Among many other factors, fall risk in older adults has been associated with muscular weakness and decreased speed o f movement. It has been speculated that the ability to recover from a trip or a stumble may be affected by speed of stepping and muscular power. In order to assess the effects of muscular power improvement on stepping speed, 48 older adult males and females (65-82 yrs) were randomized into either (1) a high-velocity resistance training (HVRT) program that was designed to improve strength and power of all major muscle groups of the lower extremity, or (2) a flexibility and upper body strength training (FUBT) program that was designed to be a beneficial exercise program without affecting strength and power of the lower extremity.

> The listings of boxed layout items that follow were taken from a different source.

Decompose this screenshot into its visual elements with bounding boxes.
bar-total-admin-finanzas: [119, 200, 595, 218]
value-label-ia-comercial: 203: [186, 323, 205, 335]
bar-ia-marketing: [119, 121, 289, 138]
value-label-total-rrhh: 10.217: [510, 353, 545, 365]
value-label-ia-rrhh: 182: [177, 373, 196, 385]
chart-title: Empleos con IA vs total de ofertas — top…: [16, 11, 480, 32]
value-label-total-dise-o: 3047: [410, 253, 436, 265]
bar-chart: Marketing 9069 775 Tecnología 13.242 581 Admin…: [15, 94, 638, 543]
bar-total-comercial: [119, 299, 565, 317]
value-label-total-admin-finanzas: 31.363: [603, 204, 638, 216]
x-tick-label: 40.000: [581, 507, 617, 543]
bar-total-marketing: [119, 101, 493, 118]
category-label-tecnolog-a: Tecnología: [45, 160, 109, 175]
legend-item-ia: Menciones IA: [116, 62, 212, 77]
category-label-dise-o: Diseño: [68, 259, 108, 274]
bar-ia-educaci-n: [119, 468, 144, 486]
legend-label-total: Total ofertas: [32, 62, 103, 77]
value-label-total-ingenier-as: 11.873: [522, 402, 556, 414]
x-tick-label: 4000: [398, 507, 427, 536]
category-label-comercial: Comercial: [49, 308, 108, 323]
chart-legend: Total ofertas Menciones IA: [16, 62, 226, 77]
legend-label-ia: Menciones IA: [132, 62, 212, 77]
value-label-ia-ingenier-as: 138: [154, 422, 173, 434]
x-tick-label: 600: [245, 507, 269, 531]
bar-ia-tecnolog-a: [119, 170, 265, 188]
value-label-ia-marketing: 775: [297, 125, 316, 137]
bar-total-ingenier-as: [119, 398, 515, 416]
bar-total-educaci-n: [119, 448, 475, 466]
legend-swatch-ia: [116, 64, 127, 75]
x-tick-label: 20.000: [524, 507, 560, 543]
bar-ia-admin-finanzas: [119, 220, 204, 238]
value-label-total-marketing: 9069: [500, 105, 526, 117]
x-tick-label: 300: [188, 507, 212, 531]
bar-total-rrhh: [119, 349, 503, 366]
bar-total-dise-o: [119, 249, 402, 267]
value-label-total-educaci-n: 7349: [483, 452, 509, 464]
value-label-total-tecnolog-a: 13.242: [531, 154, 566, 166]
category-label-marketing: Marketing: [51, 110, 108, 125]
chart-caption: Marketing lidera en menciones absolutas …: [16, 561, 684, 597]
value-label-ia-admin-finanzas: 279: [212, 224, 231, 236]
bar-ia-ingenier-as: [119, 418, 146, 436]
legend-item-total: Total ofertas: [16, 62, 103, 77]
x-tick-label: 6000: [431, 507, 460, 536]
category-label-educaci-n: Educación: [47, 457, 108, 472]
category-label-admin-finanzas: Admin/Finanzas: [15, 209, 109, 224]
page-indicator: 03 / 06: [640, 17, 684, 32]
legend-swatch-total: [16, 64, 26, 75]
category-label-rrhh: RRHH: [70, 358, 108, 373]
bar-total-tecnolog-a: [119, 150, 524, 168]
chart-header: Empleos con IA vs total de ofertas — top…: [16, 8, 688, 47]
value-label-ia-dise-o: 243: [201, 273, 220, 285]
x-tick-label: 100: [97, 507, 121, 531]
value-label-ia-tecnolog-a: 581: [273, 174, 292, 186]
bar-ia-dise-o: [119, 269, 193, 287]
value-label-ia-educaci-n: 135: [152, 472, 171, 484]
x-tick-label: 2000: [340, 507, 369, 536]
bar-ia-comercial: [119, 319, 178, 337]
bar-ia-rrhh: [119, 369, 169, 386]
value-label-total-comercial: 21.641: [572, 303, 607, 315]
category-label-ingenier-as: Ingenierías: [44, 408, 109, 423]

Subjects exercised three days per week for 12 weeks. Before and after the exercise programs, stepping speed, strength and power tests were administered, in that order. The stepping tests included laboratory stepping tests (an involuntary stepping test: a Lateral Destabilization (LD) which utilized a lateral weight-dropping hip pull test; a Lateral Stepping (LS) test and a Step Up (SU) test: voluntary step tests in response to light stimuli), and clinical stepping tests using a stop watch and minimal props (Side Stepping (SS), Repeated Step Up (RSU), Four Square Step Test (FSST) and Step in Place test (SIP)). If the clinical stepping tests relate well with the laboratory stepping tests, clinicians may have reasonable options for assessing rapid stepping speed in older adults without the required technical set-up of the laboratory stepping tests. Strength and power tests were performed for Leg Press (LP), Calf Raise (CR), Hip Abduction (ABD), Hip Adduction (ADD) and Hip Flexion (HF) in the fitness center where the exercise training occurred.

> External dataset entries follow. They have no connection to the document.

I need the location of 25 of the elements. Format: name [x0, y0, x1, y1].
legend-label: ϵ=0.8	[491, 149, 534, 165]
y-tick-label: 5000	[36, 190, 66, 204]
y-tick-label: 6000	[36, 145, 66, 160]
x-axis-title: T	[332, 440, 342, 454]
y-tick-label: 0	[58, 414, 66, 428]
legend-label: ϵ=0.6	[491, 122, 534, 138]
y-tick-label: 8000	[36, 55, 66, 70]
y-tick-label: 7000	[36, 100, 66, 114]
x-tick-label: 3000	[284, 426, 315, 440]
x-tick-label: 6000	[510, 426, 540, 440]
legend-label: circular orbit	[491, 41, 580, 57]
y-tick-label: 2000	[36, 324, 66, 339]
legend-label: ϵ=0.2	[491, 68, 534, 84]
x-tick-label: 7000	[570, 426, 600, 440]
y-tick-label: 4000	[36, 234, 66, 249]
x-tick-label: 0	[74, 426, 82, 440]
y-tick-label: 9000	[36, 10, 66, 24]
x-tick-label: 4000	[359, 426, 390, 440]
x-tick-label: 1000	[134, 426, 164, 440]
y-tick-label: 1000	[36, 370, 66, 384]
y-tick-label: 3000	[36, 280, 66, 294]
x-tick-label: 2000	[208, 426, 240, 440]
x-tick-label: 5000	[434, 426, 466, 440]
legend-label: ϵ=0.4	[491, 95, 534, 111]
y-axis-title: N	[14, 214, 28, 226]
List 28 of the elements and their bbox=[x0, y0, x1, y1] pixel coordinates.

As a result of exercise training, the HVRT group significantly improved all strength and power measures, however, the FUBT group also improved on LP and CR power. The power improvement of the FUBT group may be due to low performance prior to the exercise program, and increased activity outside of the exercise program as a result of improved well-being. Both groups significantly improved on many parameters of stepping test performance. Improvements in stepping speed parameters (reaction time (RT), weight shift time (WST), magnitude of anticipatory postural adjustment (APA) and stepping speed (SPD)) were predicted by pre-intervention performance on the stepping parameter being tested, status (strategy used during the LD test: normal stepping or shuffle (multiple) stepping), changes in strength, changes in power, exercise group assignment, sex, attendance and age. The addition of power variables to the regression models predicting the change in WST, APA and SPD following exercise improved the explanatory ability of the models by 11.4%, 9.1%, and 9.3%, respectively, with the largest improvement noted for LD SPD (15.5%). The addition of power variables to regression models predicting the change in clinical stepping test time explained an additional 34.4%, 10.5% and 8.6% of the variance in performance changes following exercise for the RSU, SIP and SS tests, respectively, but little explanatory ability for the FSST. Further, the addition of laboratory stepping parameters to the regression models explaining the variance in the improvement in SIP clinical stepping test performance following exercise explained an additional 28.7% of the variance, but had little affect on the other clinical tests.
As a result of this study, it can be concluded that improving lower extremity strength and power is a valid method o f improving rapid stepping performance in older adults. Further, lower extremity power contributed individually to stepping performance parameters (WST, APA and SPD), explaining up to 15.5% and 34.4% more of the variance in laboratory and clinical stepping improvements, respectively, following exercise training than the other predictive factors - including strength. The clinical stepping tests also improved following exercise training, but only RSU, SIP and SS were markedly affected by changes in power above and beyond the other predictive factors. SIP was the only clinical test that was markedly related to the laboratory stepping tests, which explained an additional 28.7% of the variance in SIP improvement following exercise training, making it the best candidate for a simple measure of stepping speed in older adults. Since strength training has proved to be an effective remedial measure for fall prevention, and since muscular power contributes to stepping speed changes above and beyond that of strength, adding a high-velocity component to strength training programs allows the added benefit of improving stepping speed in older adults, while not limiting strength improvements. This may prove to be a beneficial step forward in the construction of beneficial fall prevention programs for older adults.